Sometimes the Mostly Mozart Festival's typical formula for a concert--back-to-back soloists on each side of the intermission--can be too much of a muchness. The evening may be too long. One virtuoso may overshadow another.

But when the players are of the caliber of pianist Emanuel Ax and violinist Nadja Salerno-Sonnenberg, who played with the Mostly Mozart Orchestra last night at the Kennedy Center, the complainer about so much muchness is left empty-handed.

Ax's caressing way with the 17th piano concerto, K. 453, was bewitching. Not even in "The Magic Flute" does Mozart's euphoric mode glow more unblinkingly than in this concerto. Ax captures the almost conversational character of this concerto's poetry just about as fetchingly as one could imagine. The tone was unfailingly beautiful. Rhythms were exactly precise, in an inconspicuous way. The music never failed to breathe. Dynamics were marvelous (especially in the first digression from the main theme in the last movement). The work was embraced in warmth without ever seeming sentimental.

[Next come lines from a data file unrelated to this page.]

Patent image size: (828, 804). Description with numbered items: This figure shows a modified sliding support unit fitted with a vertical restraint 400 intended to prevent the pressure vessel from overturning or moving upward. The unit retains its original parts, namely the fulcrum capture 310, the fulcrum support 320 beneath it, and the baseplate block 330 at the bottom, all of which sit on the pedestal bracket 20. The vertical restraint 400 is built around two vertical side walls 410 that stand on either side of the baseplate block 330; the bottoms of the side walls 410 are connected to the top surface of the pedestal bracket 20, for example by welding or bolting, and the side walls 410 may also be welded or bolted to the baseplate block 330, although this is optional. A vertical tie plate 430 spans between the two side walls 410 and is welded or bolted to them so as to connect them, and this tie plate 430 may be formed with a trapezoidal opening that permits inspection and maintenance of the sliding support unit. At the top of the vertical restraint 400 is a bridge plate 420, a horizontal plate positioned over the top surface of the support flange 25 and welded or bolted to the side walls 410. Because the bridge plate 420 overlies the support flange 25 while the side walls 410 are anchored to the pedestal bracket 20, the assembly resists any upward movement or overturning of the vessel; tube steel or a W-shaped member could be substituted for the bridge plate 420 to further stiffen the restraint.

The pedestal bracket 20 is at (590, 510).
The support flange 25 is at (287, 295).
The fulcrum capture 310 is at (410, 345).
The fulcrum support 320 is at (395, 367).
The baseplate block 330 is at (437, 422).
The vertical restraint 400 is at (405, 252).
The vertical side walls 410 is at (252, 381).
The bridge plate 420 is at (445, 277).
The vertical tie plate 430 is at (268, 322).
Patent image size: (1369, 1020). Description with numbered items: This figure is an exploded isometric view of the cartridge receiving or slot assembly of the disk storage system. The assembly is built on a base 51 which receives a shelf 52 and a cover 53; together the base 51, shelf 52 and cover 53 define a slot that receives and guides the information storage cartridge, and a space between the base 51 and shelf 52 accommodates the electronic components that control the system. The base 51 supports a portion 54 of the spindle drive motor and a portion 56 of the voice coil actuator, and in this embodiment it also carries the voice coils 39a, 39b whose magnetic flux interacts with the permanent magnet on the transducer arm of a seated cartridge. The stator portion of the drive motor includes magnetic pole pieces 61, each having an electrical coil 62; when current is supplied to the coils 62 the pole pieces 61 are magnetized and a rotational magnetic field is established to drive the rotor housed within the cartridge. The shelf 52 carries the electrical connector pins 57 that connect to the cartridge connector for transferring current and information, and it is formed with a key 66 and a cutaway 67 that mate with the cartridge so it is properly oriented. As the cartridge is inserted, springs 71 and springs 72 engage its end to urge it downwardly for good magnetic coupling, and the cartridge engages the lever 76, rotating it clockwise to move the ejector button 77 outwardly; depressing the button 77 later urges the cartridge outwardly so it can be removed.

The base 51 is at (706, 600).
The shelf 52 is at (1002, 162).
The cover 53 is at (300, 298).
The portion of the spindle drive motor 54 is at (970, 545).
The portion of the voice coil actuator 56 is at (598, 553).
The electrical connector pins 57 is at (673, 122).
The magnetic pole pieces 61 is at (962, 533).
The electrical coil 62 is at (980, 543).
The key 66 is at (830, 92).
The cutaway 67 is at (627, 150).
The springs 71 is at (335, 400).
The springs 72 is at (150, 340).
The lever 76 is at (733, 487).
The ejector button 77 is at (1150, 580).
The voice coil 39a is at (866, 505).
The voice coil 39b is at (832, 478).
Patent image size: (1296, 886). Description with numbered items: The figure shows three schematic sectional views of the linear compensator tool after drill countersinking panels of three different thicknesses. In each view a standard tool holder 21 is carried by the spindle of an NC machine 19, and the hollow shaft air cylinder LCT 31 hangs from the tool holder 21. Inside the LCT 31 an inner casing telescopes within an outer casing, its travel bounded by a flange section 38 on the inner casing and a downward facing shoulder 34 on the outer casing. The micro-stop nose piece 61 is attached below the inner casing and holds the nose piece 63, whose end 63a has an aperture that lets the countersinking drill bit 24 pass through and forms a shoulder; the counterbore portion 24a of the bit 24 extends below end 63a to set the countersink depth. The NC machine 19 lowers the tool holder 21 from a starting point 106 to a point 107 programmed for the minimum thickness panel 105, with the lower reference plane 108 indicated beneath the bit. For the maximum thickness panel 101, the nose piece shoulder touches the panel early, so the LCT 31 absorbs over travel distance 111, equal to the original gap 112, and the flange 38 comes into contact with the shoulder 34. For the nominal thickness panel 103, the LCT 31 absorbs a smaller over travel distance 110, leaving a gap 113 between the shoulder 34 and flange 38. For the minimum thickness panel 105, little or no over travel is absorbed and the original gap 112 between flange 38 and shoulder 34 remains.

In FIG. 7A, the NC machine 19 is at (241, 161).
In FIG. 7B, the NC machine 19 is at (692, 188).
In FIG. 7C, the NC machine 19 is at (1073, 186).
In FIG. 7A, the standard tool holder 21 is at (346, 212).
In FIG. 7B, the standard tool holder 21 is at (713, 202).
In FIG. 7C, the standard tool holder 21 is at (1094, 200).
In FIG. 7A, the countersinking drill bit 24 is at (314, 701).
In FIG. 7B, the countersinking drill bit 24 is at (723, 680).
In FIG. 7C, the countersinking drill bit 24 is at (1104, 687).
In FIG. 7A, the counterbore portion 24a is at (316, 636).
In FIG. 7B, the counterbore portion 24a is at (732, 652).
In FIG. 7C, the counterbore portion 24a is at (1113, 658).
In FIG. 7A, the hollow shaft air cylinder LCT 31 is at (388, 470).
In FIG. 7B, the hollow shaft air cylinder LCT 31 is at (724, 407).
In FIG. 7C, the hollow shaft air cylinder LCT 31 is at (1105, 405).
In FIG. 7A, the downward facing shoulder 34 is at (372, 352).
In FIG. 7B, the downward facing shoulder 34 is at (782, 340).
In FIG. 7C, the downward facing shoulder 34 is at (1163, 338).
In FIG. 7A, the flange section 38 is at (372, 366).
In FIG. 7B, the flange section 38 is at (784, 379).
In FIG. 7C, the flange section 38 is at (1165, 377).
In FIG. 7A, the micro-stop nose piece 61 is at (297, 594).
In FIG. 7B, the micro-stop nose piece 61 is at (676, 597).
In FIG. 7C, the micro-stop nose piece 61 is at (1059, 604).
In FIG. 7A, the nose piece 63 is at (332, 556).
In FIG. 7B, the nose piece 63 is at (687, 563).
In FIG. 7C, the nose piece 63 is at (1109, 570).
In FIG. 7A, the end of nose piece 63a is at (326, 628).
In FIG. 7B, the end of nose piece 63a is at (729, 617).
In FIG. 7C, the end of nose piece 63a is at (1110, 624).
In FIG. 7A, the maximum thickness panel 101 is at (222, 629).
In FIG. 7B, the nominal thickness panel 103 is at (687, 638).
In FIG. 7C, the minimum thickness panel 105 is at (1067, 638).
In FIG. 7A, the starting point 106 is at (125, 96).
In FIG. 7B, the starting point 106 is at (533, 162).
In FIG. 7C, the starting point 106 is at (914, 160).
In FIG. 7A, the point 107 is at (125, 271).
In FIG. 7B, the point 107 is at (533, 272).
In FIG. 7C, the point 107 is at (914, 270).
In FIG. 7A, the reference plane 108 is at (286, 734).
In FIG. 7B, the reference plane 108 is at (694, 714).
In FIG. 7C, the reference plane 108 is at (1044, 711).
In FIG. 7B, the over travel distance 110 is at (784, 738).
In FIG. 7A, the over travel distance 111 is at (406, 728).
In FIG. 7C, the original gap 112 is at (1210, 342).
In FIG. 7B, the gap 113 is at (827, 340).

This quality of Mozart playing is something the new generation of American Mozart pianists has brought to us that we did not have before. With earlier generations, American playing was sometimes too muscular for Mozart's delicate nuances (with the notable exception of Eugene Istomin). But today the Mozart playing of Ax--and of his contemporaries Murray Perahia and Peter Serkin--is peerless. In the 17th, the Mostly Mozart Orchestra, under Gerard Schwarz, sounded stylish.

The less experienced Salerno-Sonnenberg did not phrase at quite this level, but she wasn't far behind. Her version of the Third Violin Concerto was classically proportioned and eminently thoughtful. The profoundly soulful slow movement was not yet as passionate, though, as it is in the hands of Isaac Stern, for instance.

Salerno-Sonnenberg's technique was formidable indeed. From top to bottom the tone was rich and even. Her command of the notes was flawless. At only 22, she appears to be a major talent.

She and Ax had never played together before this week, but in what the Mostly Mozart Festival calls its "pre-concerts"--chamber music recitals that come an hour before the main concert--the two were elegant Mozart stylists in the Mozart violin and piano sonata K. 304.

Ax also played the Brahms A Minor and A Major intermezzos, Op. 118. His performance of the lyric A Major, especially, was enchanting.

Schwarz also led the orchestra in energetic, if not exactly electrifying, versions of the J.C. Bach Sinfonia in D and the Mendelssohn "Italian" Symphony.